Из-за дощатой загородки, которой был отгорожен кабинет председателя, едва слышался гуд разговора, видимо председателя и ещё какого-то лица. Просители, открывши дверь кабинета, робко вступили в него.

– Мы к вашей милости, товарищ председатель, – обратился Фёдор к Дыбкову. – насчёт скоски вот с нас со всех единоличников.

– Уж больно много вы на нас навалили, – ввернул своё слово в поддержку Фёдору чуть осмелевший Ананий.

– А я не в силах сбавлять налоги, надо мной есть начальство свыше, вот предо мной сидит зав.райфо товарищ Песикин, к нему и обращайтесь по этому поводу, – деликатно отговорился Дыбков.

В неуверенности и в страхе перед городским начальником, мужики сразу как-то сникли, но Ананий, не утратив жалкий наплыв смелости, стал подталкивать впереди стоящего Фёдора и чуть слышно шепча, Ананий настропаливал Фёдора.

– Фёдор, а ты подойди ближе к городскому-то начальнику и проси, чтобы скостили!

Председатель с зав.райфо переглянулись, у них у обоих видны застывшие на устах усмешки.

– Так как господин хороший из району, будьте-ка столь милостивы, скостите с нас хоть немножко налогу-то, а то уж больно непомерно на нас его наложили.
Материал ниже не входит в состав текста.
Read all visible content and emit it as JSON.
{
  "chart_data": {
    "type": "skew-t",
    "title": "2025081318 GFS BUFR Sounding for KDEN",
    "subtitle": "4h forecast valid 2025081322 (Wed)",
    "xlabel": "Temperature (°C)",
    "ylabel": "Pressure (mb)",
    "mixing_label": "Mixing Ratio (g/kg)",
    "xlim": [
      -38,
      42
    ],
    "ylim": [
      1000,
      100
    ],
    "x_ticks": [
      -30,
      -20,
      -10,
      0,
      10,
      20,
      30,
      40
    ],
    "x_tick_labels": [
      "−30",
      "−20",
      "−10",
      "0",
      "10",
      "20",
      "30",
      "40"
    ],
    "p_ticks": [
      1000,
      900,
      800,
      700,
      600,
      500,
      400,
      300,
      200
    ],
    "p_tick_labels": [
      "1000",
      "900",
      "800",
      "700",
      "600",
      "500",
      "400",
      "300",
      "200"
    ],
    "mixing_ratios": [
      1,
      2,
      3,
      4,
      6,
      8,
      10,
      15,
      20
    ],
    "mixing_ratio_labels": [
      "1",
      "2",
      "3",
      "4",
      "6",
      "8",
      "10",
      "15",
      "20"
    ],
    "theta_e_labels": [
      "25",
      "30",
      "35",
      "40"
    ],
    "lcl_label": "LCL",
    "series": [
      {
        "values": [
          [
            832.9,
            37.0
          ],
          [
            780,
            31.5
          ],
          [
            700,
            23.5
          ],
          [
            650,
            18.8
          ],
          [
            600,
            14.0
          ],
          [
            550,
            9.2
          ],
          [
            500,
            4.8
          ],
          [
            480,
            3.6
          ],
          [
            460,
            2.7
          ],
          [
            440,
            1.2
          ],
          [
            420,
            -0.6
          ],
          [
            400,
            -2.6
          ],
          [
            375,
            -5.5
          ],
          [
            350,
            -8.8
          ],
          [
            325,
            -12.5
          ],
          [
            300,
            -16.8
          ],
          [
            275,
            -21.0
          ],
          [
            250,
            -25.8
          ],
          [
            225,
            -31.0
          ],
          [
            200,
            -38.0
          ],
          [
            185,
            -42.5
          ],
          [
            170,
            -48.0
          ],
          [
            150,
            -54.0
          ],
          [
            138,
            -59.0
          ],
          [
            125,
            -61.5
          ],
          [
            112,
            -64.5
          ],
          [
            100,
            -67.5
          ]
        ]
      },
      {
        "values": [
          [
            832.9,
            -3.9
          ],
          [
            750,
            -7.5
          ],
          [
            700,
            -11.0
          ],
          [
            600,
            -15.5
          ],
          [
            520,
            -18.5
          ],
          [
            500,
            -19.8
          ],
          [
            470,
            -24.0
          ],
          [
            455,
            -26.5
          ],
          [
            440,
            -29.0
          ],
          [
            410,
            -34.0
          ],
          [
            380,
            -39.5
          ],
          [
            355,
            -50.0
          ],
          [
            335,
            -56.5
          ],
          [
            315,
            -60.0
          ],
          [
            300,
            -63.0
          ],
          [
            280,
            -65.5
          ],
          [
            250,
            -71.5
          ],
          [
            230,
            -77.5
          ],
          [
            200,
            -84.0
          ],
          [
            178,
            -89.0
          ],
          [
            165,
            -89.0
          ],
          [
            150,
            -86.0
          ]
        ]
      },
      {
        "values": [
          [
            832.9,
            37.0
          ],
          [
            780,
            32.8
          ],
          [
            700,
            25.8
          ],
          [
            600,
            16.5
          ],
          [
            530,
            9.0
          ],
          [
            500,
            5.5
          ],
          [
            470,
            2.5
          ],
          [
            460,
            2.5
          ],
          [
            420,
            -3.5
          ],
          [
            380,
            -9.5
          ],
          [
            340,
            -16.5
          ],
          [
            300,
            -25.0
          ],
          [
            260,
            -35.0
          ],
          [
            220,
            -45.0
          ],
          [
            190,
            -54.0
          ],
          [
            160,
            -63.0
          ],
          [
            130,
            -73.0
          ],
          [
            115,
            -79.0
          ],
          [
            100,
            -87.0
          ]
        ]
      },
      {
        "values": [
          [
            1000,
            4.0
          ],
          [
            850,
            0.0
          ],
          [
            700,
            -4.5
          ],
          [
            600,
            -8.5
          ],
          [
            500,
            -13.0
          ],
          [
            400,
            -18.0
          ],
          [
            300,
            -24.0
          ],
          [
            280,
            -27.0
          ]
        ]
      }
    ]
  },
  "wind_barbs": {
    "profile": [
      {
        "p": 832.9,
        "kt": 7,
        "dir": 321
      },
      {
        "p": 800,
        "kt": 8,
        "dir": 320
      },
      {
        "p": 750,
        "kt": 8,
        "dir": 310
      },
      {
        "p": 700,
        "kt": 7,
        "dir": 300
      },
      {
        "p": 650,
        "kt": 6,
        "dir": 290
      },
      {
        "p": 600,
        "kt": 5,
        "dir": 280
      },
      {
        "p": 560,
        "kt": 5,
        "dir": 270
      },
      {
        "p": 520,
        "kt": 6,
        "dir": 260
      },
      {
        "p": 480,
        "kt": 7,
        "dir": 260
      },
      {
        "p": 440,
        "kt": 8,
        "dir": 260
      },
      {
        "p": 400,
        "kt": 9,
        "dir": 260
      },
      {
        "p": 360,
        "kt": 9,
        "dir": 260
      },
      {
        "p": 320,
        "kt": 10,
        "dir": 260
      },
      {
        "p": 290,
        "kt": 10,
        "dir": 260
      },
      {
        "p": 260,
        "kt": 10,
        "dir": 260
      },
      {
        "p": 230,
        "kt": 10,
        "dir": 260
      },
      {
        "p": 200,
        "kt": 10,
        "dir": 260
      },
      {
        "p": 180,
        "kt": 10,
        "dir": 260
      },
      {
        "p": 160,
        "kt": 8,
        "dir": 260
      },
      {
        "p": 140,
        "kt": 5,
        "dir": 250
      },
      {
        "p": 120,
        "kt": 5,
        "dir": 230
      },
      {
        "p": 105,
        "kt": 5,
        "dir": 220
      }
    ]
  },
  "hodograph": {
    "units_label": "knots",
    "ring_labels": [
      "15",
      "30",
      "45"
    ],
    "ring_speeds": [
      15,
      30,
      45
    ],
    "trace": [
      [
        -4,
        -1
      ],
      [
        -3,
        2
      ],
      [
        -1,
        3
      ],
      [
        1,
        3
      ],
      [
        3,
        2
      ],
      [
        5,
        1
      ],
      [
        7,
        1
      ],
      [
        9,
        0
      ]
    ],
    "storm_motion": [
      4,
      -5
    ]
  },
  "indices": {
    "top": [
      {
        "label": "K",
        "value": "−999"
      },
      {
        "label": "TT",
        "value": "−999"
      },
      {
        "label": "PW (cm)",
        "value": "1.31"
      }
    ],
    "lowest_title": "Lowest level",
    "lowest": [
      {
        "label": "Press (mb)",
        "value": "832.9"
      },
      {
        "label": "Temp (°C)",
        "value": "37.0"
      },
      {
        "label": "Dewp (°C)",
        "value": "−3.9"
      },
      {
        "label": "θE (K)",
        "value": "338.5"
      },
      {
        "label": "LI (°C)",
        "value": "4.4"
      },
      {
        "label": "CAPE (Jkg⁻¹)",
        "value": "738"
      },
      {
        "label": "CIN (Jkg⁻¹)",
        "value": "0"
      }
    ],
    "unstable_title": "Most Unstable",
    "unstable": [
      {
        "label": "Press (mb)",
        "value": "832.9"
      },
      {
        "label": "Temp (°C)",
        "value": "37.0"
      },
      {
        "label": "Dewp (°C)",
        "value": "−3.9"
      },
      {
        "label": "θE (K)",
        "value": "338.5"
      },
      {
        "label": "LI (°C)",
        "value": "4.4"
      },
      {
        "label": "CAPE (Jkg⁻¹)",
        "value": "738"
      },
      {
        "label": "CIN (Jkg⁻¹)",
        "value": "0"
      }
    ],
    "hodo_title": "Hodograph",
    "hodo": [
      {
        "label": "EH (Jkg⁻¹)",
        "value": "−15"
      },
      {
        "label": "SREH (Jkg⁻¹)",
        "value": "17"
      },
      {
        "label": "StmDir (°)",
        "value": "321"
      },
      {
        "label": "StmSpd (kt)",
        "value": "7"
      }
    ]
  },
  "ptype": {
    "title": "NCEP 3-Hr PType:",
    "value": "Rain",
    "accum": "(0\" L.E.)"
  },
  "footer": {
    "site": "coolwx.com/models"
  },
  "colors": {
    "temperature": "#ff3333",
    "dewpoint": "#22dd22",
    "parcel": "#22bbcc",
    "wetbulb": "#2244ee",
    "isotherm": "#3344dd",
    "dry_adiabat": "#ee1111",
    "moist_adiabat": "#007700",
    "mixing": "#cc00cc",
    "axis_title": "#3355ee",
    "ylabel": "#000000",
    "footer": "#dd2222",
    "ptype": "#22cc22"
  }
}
Нам непосильно выплачивать такие суммы денег! – высказался Фёдор.

– А почему в колхоз нейдёте? Вы знаете политику нашей партии, которая взяла курс на сплошную коллективизацию и объявила беспощадную войну с частной собственностью, а вы упёрлись и в колхоз не идёте, так и знайте налога мы с вас скащивать не собираемся, а что наложено, чтоб было уплачено вами в срок и без всяких проволочек, никаких поблажек и попустительств с нашей стороны к вам не будет. Наши советские законы не игнорируйте, и завтра же несите деньги в уплату налога! – вместо снисхождения строго наступил на них зав.райфо Песикин.

– Ну что ж, уплатим, мы не отретчики, по силе возможности по божьей воли выплатим, только наша общая просьба скостить с нас хоть немного больше, – непосилен он, налог-то! – с жалобой в голосе всё же осмелился Фёдор просить о скоске.

– Как я вижу, ты у них видать заводилой числишься и за всех хлопочешь, дискредитируешь советскую власть. Как твоя фамилия? – презрительно посмотрев на Фёдора, строго и с опугой спросил Песикин, держа в руках карандаш и бумагу с видом готовности записать фамилию Фёдора для особого учёта.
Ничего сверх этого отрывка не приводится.